Wednesday, December 2, 2015

Chicago Blues: Torn from the Pages of the Wire


Mayor Carcetti, "The Wire"


No one watching the current show in Chicago who has watched "The Wire" can objectively see what is going on without nodding his/her head and saying, "Oh, I know exactly what is happening here."  

In "The Wire"  there were so many scenes which portended what happened to Luquan McDonald on that Chicago street and almost as importantly, what happened afterward. "The Wire" was mostly about what happened afterward. You rarely actually saw the "video" i.e., the shooting. What you saw was the body on the street or in the townhouse and the police hierarchy trying to pretend it wasn't there. 

The boy was murdered by a policeman. Fellow policemen out of loyalty to the brother cop, or because their bosses ordered it, charged into the Burger King across the street to rip out the security camera videos of that event, thus engaging in the purest form of "obstruction of justice," otherwise known as criminal cover up.  Police investigators,  who were supposed to attend the autopsy saw nothing in the 16 bullet wounds, half to the back, to make  them doubt the policeman's story that he fired in self defense.  All of this was buried by a determined police hierarchy for a while and they tried to shield the mayor, who was in a tight re election race, but ultimately, the head cop gets fired and now the mayor may be close behind at the exit door. 

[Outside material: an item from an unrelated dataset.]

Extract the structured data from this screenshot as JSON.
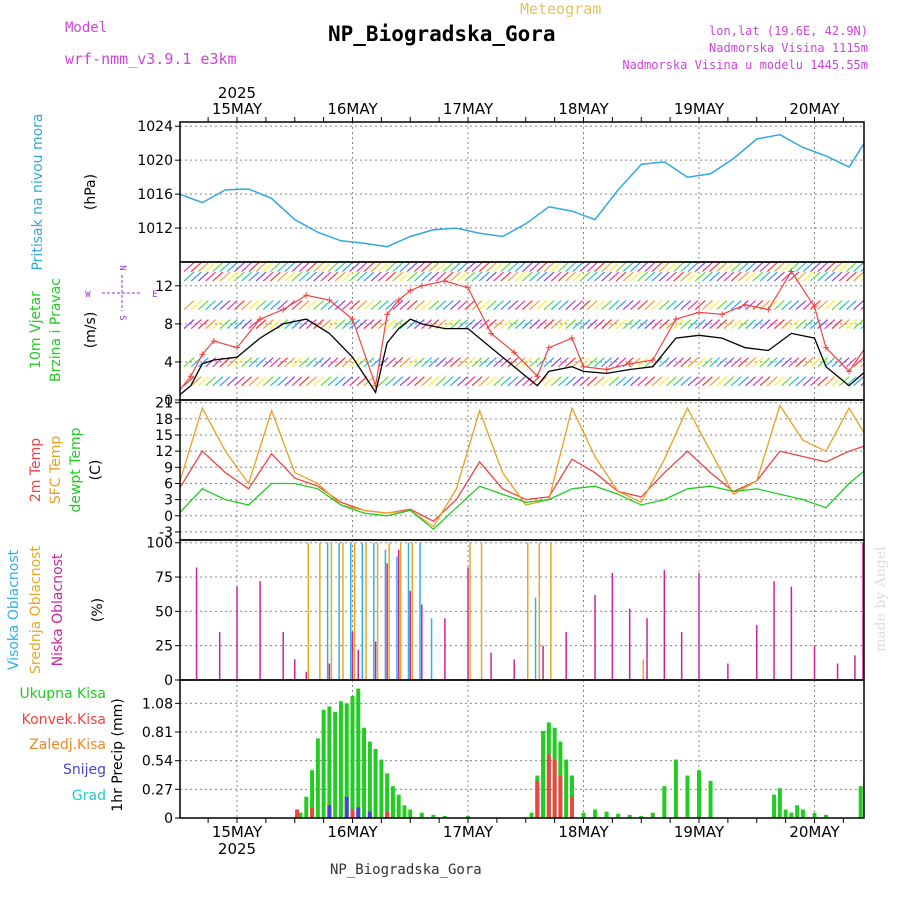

None of this would have happened had it not been for an independent journalist who kept pressing for release of the videotape. The wonder is the police video was not destroyed.  How many cops and how many levels of police saw that tape?  Why was the family paid hush money so quickly and did the mayor know what that money was meant to hide? 

In Canada, and in some US cities, investigators who are not police are called upon to investigate every killing by a police officer. Why is this not universally true in the United States? Police unions oppose this, but when did anyone in this country start listening to unions? (For better or for worse.)

It is difficult to watch Chicago now and to remember you are not watching just another episode from "The Wire." You feel as if you know these people, the cops, the Black youth, the reporters, the lawyers.  You have to keep telling yourself, "No, this actually is not fiction; it's just life imitating fiction."

Of course, "The Wire" was not fiction, either. It was a distillation of real stories given a fictional form, but you know David Simon and his police officer partner, Ed Burns, who wrote and produced the stories, had seen this all before.